When KISS was formed in 2006, 17 children signed up for its program, said Hertel. Enrollment in subsequent productions has steadily grown. The largest number of children who enrolled for one production, “Beauty and the Beast,” was 80. There are now 65 rehearsing for the January production of “The Wizard of OZ.”

The group has paid rent at each of its venues, which has included Arts YOUniverse in Dallas, the CYC in Wilkes-Barre and currently the Phoenix Theater in Duryea.

“We pay $2,000 for each production at Phoenix,” Hertel said. “That’s a considerable cost.”

Donations from the community are the only way the group can afford to renovate the site, said Glynis Koehler, also a co-chairperson of the Community/Parent Advisory Council.

“It’s through generous support that we’re able to move into this facility and convert it into a functioning space for the theater group,” she said.

Construction is under way to customize the four-cinema theater, which will offer multiple workshops for different age groups and interests.

When finished, the site will include a new stage for productions, a dance studio and a space for lighting and other technical equipment. The screen for movies will remain in one of the cinemas, which might possibly be rented for private parties, Koehler said.

A silent auction is the one major fundraiser KISS undertakes each year.
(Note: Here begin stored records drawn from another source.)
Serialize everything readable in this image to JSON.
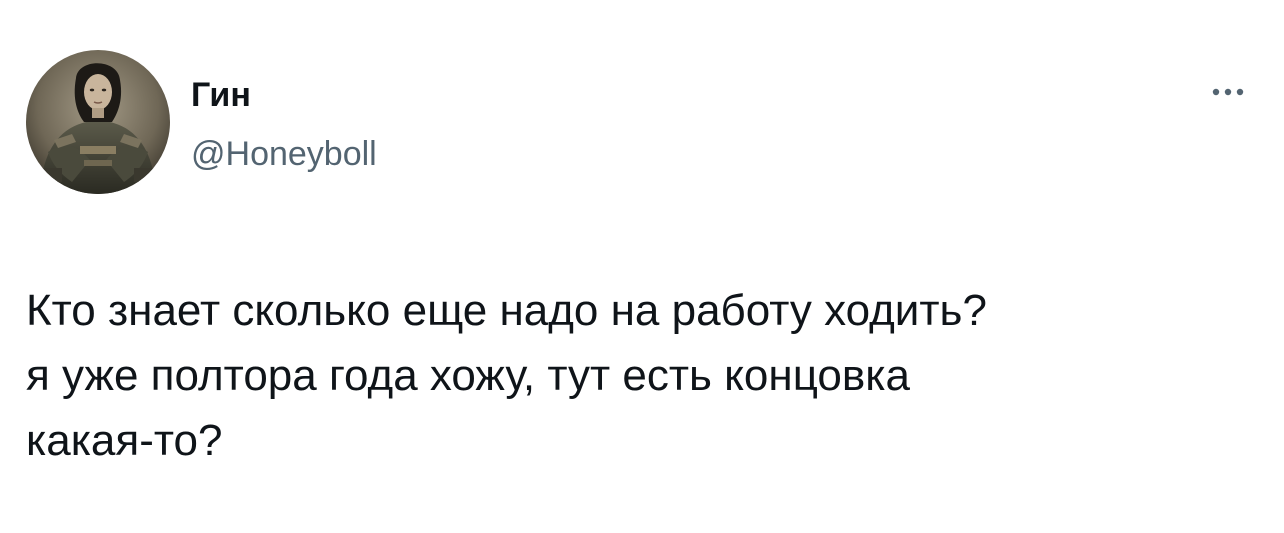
{
  "author": {
    "display_name": "Гин",
    "handle": "@Honeyboll",
    "avatar_icon": "profile-avatar"
  },
  "more_button": {
    "icon": "more-horizontal-icon"
  },
  "tweet": {
    "text": "Кто знает сколько еще надо на работу ходить?\nя уже полтора года хожу, тут есть концовка\nкакая-то?"
  },
  "colors": {
    "text_primary": "#0f1419",
    "text_secondary": "#536471",
    "background": "#ffffff"
  }
}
This year’s silent auction will be held Saturday at Mohegan Sun at Pocono Downs.

“We are working on various grants, but we have to completely depend on donations,” Koehler said. “You wouldn’t believe all of the stuff it takes because we are starting from scratch.”

Hertel and Koehler said they have heard mostly positive support from parents about the new location. “Most parents are very excited about it,” Hertel said, adding that the location is conveniently located for parents driving from Pittston, the Back Mountain, Mountain Top and the Nanticoke area.

“They can drop their kids off and go shopping.”